Study limitations and strengths
Our study was subjected to several limitations. First, all information including folic acid or vitamin supplementation and CVD status was self-reported, and thus subjectto recall bias. Second, although we have assessed the frequency of folic acid supplementation, the levels of folic acid and vitamin intake were unknown in the present study. In addition, data on the biomarkers of folic acid and vitamin supplementation were also unknown. Moreover, data on folic acid intake from fortified grain products were not collected in the study and therefore we were unable to adjust for this factor in our analyses. Finally, the use of medications for coronary artery disease or stroke has been shown to affect the behaviours of taking folic acid or vitamin supplements among these patients(Reference Buettner, Phillips and Davis34); however, in the present study, information on medications for CHD or stroke was not collected and therefore we were unable to conduct stratified analyses by medications. Despite these limitations, the results of the present study were strengthened by the large sample size from a population-based survey, and the analyses were stratified by sex and by diseases.
Conclusions
Among adults aged ≥45 years, substantial variations exist in the prevalence and likelihood of taking folic acid or vitamin supplements by gender and by CHD status, but not by stroke status. Men with CHD had a significantly increased likelihood of taking folic acid supplements; whereas women with CHD had a significantly decreased likelihood of take folic acid or vitamin supplements.
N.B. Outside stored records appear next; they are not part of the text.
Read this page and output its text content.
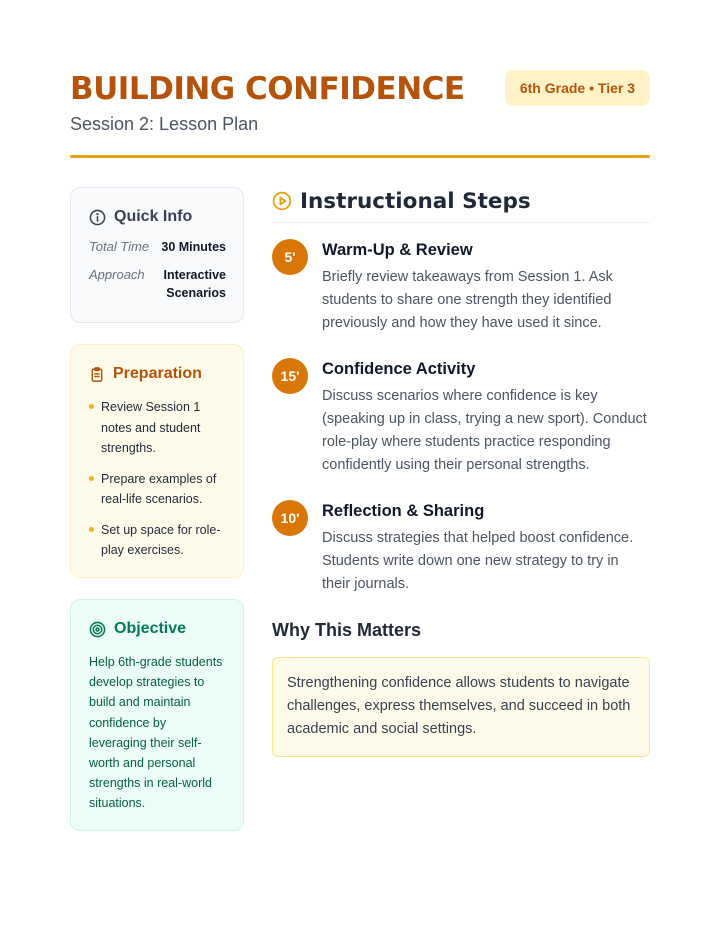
BUILDING CONFIDENCE
Session 2: Lesson Plan
6th Grade • Tier 3
Quick Info
Total Time 30 Minutes
Approach Interactive
Scenarios
Preparation
Review Session 1 notes and student strengths.
Prepare examples of real-life scenarios.
Set up space for role-play exercises.
Objective

Help 6th-grade students develop strategies to build and maintain confidence by leveraging their self-worth and personal strengths in real-world situations.

Instructional Steps
5'	Warm-Up & Review

Briefly review takeaways from Session 1. Ask students to share one strength they identified previously and how they have used it since.

15'	Confidence Activity

Discuss scenarios where confidence is key (speaking up in class, trying a new sport). Conduct role-play where students practice responding confidently using their personal strengths.

10'	Reflection & Sharing

Discuss strategies that helped boost confidence. Students write down one new strategy to try in their journals.

Why This Matters
Strengthening confidence allows students to navigate challenges, express themselves, and succeed in both academic and social settings.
Our results provide fundamental knowledge for clinical physicians, nutritionists and dietitians on the behaviours of taking folic acid and vitamin supplementation among patients with CHD or stroke.
Acknowledgements
The authors thank the BRFSS coordinators for their work on the survey. Disclaimer: The findings and conclusions in this article are those of the authors and do not necessarily represent the official position of the Centers for Disease Control and Prevention. Sources of funding: This research received no specific grant from any funding agency. Authors’ contributions: Each author has contributed significantly to this work. G.Z. obtained the data from BRFSS, conducted the data analyses, interpreted the data and prepared the paper. E.S.F. supervised the data analyses and contributed to the writing of the manuscript. E.S.F, C.L. and A.H.M. revised the paper for important intellectual content. All authors critically reviewed and approved the final version of the paper. Conflict of interest declaration: The authors have no financial support or potential conflicts of interest to disclose.